Pourtant les experts ont été nombreux ces dernières années à nous alerter sur la gravité de notre déficit de compétitivité et à proposer des solutions. Que sont donc devenues les 316 propositions émises par Jacques Attali, peu suspect d’être de droite, dans son rapport de janvier 2008 ? En janvier 2011, un nouveau rapport, dû à l’Institut COE-Rexecode, a été remis au ministre de l’économie. Citation : « A partir du début des années 2000, une divergence de compétitivité sans précédent historique est apparue entre l’industrie allemande et l’industrie française, au détriment de cette dernière. Depuis, l’écart de compétitivité s’accroît. » Cet écart croissant de compétitivité est décrit par les chercheurs comme le fruit de la divergence des politiques adoptées par les deux pays. Dès le début des années 2000, l’Allemagne a mis en place une stratégie de compétitivité forte fondée sur la maîtrise des finances publiques, une plus grande flexibilité du marché du travail et la modération salariale (réforme Hartz). Simultanément, la France « impose une réduction forte et uniforme » de la durée du travail par la loi, qui engendre une augmentation croissante du coût moyen de l’heure de travail dans l’industrie. A quoi s’ajoutent les facteurs structurels défavorables à la France habituels : le manque de PME, le poids excessif de la recherche publique, etc. (http://www.vie-publique.fr/actualite/alaune/competitivite-france-allemagne-ecart-question.html)

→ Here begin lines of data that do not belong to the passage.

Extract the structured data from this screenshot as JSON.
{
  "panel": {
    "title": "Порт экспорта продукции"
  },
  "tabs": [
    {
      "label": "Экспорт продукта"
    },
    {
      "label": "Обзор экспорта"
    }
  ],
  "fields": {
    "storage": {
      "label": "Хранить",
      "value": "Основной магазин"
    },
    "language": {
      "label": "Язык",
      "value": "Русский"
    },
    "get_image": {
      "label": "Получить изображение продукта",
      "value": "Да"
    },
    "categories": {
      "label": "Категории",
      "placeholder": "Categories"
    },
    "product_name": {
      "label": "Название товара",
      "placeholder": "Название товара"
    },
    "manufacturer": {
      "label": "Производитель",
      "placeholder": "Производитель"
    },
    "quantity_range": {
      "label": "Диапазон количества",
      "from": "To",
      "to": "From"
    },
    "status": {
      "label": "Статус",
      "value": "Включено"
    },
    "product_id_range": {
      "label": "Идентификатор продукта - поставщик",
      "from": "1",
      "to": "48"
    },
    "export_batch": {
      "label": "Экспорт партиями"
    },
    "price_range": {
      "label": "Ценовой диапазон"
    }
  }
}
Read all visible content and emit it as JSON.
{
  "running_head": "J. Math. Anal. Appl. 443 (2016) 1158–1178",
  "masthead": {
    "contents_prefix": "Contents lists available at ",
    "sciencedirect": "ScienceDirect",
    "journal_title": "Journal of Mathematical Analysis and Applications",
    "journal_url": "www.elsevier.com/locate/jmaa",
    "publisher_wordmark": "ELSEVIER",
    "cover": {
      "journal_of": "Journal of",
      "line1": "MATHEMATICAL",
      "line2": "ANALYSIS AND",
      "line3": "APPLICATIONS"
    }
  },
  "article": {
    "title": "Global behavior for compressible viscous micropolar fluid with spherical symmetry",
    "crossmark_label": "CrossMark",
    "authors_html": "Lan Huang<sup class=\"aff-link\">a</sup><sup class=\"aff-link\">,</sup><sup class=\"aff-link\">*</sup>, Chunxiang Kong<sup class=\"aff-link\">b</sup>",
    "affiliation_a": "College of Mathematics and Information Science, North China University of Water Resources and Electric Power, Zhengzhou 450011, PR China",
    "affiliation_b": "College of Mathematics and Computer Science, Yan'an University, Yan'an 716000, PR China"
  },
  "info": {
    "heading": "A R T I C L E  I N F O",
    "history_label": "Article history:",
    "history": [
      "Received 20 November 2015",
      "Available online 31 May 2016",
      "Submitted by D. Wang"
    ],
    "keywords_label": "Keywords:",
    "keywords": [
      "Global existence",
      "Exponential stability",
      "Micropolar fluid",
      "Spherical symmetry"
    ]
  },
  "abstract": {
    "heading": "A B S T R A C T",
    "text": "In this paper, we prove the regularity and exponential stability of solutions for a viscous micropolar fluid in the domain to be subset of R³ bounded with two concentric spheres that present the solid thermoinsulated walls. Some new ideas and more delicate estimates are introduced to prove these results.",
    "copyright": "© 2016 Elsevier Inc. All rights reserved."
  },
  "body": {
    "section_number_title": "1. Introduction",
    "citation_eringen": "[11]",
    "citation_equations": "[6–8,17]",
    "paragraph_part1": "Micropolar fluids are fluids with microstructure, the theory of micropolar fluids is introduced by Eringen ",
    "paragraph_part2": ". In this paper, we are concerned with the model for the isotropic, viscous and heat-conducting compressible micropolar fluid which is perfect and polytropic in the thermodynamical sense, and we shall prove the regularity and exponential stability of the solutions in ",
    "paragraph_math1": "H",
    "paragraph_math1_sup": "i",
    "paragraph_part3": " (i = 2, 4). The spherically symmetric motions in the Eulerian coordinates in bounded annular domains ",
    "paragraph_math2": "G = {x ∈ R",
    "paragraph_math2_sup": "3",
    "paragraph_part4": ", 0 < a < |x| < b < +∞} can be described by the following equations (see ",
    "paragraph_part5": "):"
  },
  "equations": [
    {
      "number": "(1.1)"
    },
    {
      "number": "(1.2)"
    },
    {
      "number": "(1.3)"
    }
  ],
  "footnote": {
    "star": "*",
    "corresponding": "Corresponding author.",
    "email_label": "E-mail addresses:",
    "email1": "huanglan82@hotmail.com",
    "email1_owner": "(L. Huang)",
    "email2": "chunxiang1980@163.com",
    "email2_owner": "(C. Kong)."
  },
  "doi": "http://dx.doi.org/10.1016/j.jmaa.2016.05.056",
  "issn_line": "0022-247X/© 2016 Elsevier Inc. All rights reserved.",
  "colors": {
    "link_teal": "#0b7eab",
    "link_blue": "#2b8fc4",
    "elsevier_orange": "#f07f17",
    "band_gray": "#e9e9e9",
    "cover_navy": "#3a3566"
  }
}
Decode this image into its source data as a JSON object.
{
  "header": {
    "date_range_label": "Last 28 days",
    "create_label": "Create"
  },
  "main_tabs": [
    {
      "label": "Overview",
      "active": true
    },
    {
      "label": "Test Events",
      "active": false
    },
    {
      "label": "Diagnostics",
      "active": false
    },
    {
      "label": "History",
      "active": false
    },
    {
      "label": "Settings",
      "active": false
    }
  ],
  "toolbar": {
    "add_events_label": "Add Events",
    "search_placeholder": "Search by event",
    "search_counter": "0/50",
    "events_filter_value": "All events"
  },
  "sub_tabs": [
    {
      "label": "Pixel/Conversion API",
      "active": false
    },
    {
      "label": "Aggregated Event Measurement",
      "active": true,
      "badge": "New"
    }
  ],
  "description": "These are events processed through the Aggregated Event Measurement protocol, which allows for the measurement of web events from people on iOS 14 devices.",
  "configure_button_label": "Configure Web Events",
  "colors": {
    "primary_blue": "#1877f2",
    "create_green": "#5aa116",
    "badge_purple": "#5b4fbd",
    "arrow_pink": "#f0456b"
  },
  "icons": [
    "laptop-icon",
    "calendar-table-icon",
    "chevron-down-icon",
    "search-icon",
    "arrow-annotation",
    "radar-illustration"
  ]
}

Selon le service de recherches économiques de Natixis, l’écart de compétitivité vient aussi … des délocalisations de sous-traitants plus fortes en Allemagne : "Quand on regarde un produit allemand par rapport à un produit français, on voit donc que la partie correspondant à la valeur ajoutée locale (allemande ou française) a été réalisée à des coûts salariaux similaires, mais que les consommations intermédiaires importées, réalisées avec les coûts salariaux faibles des pays émergents, sont de plus grande taille en Allemagne, ajoutent-ils. Le coût salarial unitaire total subi pour la production des biens est donc plus faible en Allemagne qu'en France". (http://bercy.blog.lemonde.fr/2011/03/14/ecarts-de-competitivite-france-allemagne-le-poids-de-lexternalisation/)
La frilosité en la matière ne sert donc pas l’objectif de création d’emplois; d'ailleurs les taux de chômage publiés par Eurostat le montrent : sur les quatre premiers mois de 2011 : France = moyenne Union européenne = 9,5% ; Allemagne (y compris l’Est toujours plus ou moins sinistré) = 6,25% ; Pays-Bas (qui n’ont pas d’Est) = 4,5% ...
L’institut COE-Rexecode recommande donc l’adoption d’un « pacte de compétitivité industrielle », afin de réaliser, comme en Allemagne, « une succession de profondes réformes du marché du travail et une politique de compétitivité assumée par les partenaires sociaux et les milieux politiques ».
Pour sauver Aulnay, Sevelnord, leurs fournisseurs de proximité et bien d’autres sites industriels, je dirais qu’on a drôlement intérêt à s’en occuper sérieusement, à droite comme à gauche (et merci à la CGT d'avoir remis ce sujet au centre des préoccupations politiques).